No todo es optimismo. Organizaciones civiles y especialistas en derechos humanos advierten sobre riesgos de excesos en facultades de inteligencia: vigilancia sin suficientes salvaguardas puede afectar a pequeños comerciantes o a comunidades que operan en la informalidad. La Unidad de Inteligencia Financiera debe transparentar criterios, plazos y mecanismos de supervisión para evitar afectaciones colaterales y asegurar que la información se use con control judicial y fiscal.

En términos institucionales, el pacto obliga a mejorar capacidades técnicas. Compartir datos requiere plataformas seguras, personal capacitado y protocolos para validar señales. Pemex enfrenta retos estructurales en su red de distribución y en el mantenimiento de activos; la UIF, por su parte, necesita sostener análisis continuos y coordinación con el SAT y la Fiscalía para convertir alertas en resultados legales.

La ciudadanía también tiene un papel: denunciar irregularidades y exigir transparencia. Si el acuerdo logra fiscalizar no solo a los eslabones bajos del negocio ilegal sino a las redes financieras que lo alimentan, habrá un avance significativo. Si se queda en un intercambio de información sin seguimientos contundentes, volverá la sensación de que la lucha contra el huachicol es una partida de ajedrez con demasiados movimientos de fachada.

En palabras de Pemex, citadas en su comunicado, el objetivo es «cerrar huecos administrativos y fiscales que permiten la circulación de combustibles de procedencia ilícita». La UIF, según la misma nota, afirma que potenciará sus capacidades de análisis para identificar y bloquear recursos vinculados a esos delitos. Queda por ver si esa intención se traduce en resultados verificables y en mayor control ciudadano sobre el uso de esa inteligencia.

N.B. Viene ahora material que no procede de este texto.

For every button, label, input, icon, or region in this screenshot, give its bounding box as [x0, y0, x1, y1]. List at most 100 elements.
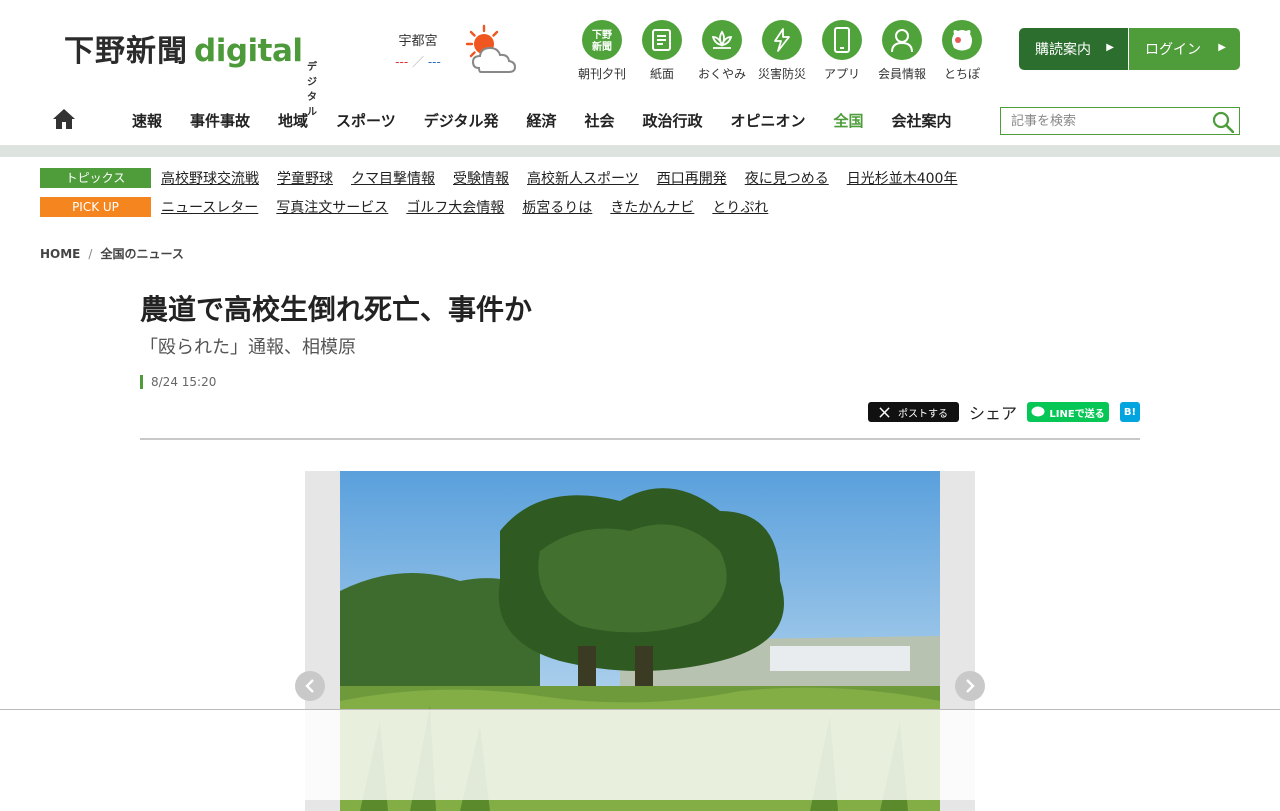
line-send-button[interactable]: LINEで送る	[1027, 402, 1110, 422]
pickup-link[interactable]: とりぷれ	[712, 197, 768, 217]
article-headline: 農道で高校生倒れ死亡、事件か	[140, 293, 533, 326]
topic-link[interactable]: 夜に見つめる	[745, 168, 829, 188]
sun-cloud-icon	[465, 24, 517, 73]
smartphone-icon	[822, 20, 862, 60]
slider-prev-button[interactable]	[295, 671, 325, 701]
login-button[interactable]: ログイン ▶	[1129, 28, 1240, 70]
quick-nav: 下野 新聞 朝刊夕刊 紙面 おくやみ 災害防災 アプリ 会員情報 とちぽ	[572, 20, 992, 82]
share-row: ポストする シェア LINEで送る B!	[868, 400, 1141, 424]
topics-links: 高校野球交流戦 学童野球 クマ目撃情報 受験情報 高校新人スポーツ 西口再開発 …	[161, 168, 975, 188]
article-divider	[140, 438, 1140, 440]
hatena-bookmark-button[interactable]: B!	[1120, 402, 1141, 422]
nav-item[interactable]: 政治行政	[628, 95, 716, 145]
quick-nav-label: 会員情報	[877, 67, 926, 81]
topics-row: トピックス 高校野球交流戦 学童野球 クマ目撃情報 受験情報 高校新人スポーツ …	[40, 167, 975, 189]
nav-item[interactable]: デジタル発	[410, 95, 513, 145]
lotus-icon	[702, 20, 742, 60]
pickup-link[interactable]: きたかんナビ	[610, 197, 694, 217]
nav-item[interactable]: 地域	[264, 95, 322, 145]
disaster-icon	[762, 20, 802, 60]
article-subhead: 「殴られた」通報、相模原	[140, 337, 356, 358]
svg-text:下野: 下野	[592, 29, 612, 41]
site-header: 下野新聞 digital デジタル 宇都宮 --- ／ --- 下野 新聞 朝刊夕…	[0, 0, 1280, 118]
nav-item[interactable]: 速報	[118, 95, 176, 145]
member-icon	[882, 20, 922, 60]
nav-item[interactable]: 事件事故	[176, 95, 264, 145]
weather-high: ---	[395, 55, 409, 69]
site-logo[interactable]: 下野新聞 digital デジタル	[64, 26, 317, 118]
nav-item[interactable]: 社会	[570, 95, 628, 145]
subscribe-button[interactable]: 購読案内 ▶	[1019, 28, 1129, 70]
mascot-icon	[942, 20, 982, 60]
slider-next-button[interactable]	[955, 671, 985, 701]
x-post-button[interactable]: ポストする	[868, 402, 959, 422]
nav-item[interactable]: 会社案内	[878, 95, 966, 145]
quick-nav-label: おくやみ	[697, 67, 746, 81]
svg-text:新聞: 新聞	[592, 40, 612, 53]
pickup-link[interactable]: ニュースレター	[161, 197, 258, 217]
paper-icon	[642, 20, 682, 60]
nav-item[interactable]: スポーツ	[322, 95, 410, 145]
pickup-row: PICK UP ニュースレター 写真注文サービス ゴルフ大会情報 栃宮るりは き…	[40, 196, 786, 218]
nav-band	[0, 145, 1280, 157]
quick-nav-member[interactable]: 会員情報	[872, 20, 932, 82]
x-logo-icon	[879, 406, 890, 418]
topic-link[interactable]: 受験情報	[453, 168, 509, 188]
nav-item[interactable]: オピニオン	[717, 95, 820, 145]
line-send-label: LINEで送る	[1049, 408, 1105, 420]
quick-nav-chokan-yukan[interactable]: 下野 新聞 朝刊夕刊	[572, 20, 632, 82]
article-header: 農道で高校生倒れ死亡、事件か 「殴られた」通報、相模原 8/24 15:20 ポ…	[140, 292, 1141, 423]
triangle-right-icon: ▶	[1106, 42, 1114, 53]
home-icon[interactable]	[52, 108, 76, 130]
logo-digital: digital	[194, 33, 303, 69]
chevron-left-icon	[305, 679, 314, 693]
quick-nav-tochipo[interactable]: とちぽ	[932, 20, 992, 82]
nav-items: 速報 事件事故 地域 スポーツ デジタル発 経済 社会 政治行政 オピニオン 全…	[118, 95, 966, 157]
quick-nav-label: 紙面	[649, 67, 674, 81]
topic-link[interactable]: 日光杉並木400年	[847, 168, 958, 188]
pickup-link[interactable]: ゴルフ大会情報	[406, 197, 504, 217]
article-date: 8/24 15:20	[140, 375, 1140, 389]
nav-item[interactable]: 経済	[512, 95, 570, 145]
pickup-badge: PICK UP	[40, 197, 151, 217]
nav-item[interactable]: 全国	[819, 95, 878, 157]
pickup-links: ニュースレター 写真注文サービス ゴルフ大会情報 栃宮るりは きたかんナビ とり…	[161, 197, 786, 217]
topic-link[interactable]: 西口再開発	[657, 168, 727, 188]
triangle-right-icon: ▶	[1218, 42, 1226, 53]
login-label: ログイン	[1145, 42, 1201, 58]
weather-widget[interactable]: 宇都宮 --- ／ ---	[388, 30, 448, 70]
line-logo-icon	[1031, 406, 1045, 417]
topic-link[interactable]: 高校新人スポーツ	[527, 168, 639, 188]
topic-link[interactable]: クマ目撃情報	[351, 168, 435, 188]
breadcrumb: HOME / 全国のニュース	[40, 245, 184, 262]
search-box	[1000, 107, 1240, 135]
weather-low: ---	[427, 55, 441, 69]
pickup-link[interactable]: 写真注文サービス	[276, 197, 388, 217]
quick-nav-okuyami[interactable]: おくやみ	[692, 20, 752, 82]
quick-nav-shimen[interactable]: 紙面	[632, 20, 692, 82]
topics-badge: トピックス	[40, 168, 151, 188]
newspaper-logo-icon: 下野 新聞	[582, 20, 622, 60]
header-buttons: 購読案内 ▶ ログイン ▶	[1019, 28, 1240, 70]
quick-nav-label: 朝刊夕刊	[577, 67, 626, 81]
quick-nav-label: とちぽ	[943, 67, 980, 81]
search-input[interactable]	[1001, 108, 1206, 134]
topic-link[interactable]: 学童野球	[277, 168, 333, 188]
quick-nav-app[interactable]: アプリ	[812, 20, 872, 82]
x-post-label: ポストする	[898, 408, 948, 420]
bottom-ad-overlay	[0, 709, 1280, 800]
breadcrumb-home[interactable]: HOME	[40, 247, 80, 261]
pickup-link[interactable]: 栃宮るりは	[522, 197, 592, 217]
logo-kanji: 下野新聞	[64, 34, 188, 69]
share-label[interactable]: シェア	[969, 400, 1017, 424]
topic-link[interactable]: 高校野球交流戦	[161, 168, 259, 188]
quick-nav-label: アプリ	[823, 67, 860, 81]
search-icon[interactable]	[1212, 111, 1234, 133]
quick-nav-saigai[interactable]: 災害防災	[752, 20, 812, 82]
subscribe-label: 購読案内	[1035, 42, 1091, 58]
breadcrumb-current[interactable]: 全国のニュース	[100, 245, 183, 262]
breadcrumb-separator: /	[88, 246, 93, 261]
weather-temp: --- ／ ---	[395, 55, 441, 69]
quick-nav-label: 災害防災	[757, 67, 806, 81]
weather-city: 宇都宮	[398, 34, 438, 49]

La estrategia promete, pero su éxito dependerá de la coordinación real entre Pemex, la UIF, el SAT y la Fiscalía, de salvaguardas legales y de la voluntad política para perseguir no solo a los puntos de venta ilegales, sino a las cadenas financieras que sostienen el negocio. Para quienes pagan impuestos y sufren por la inseguridad y la corrupción, ese será el verdadero termómetro del cambio.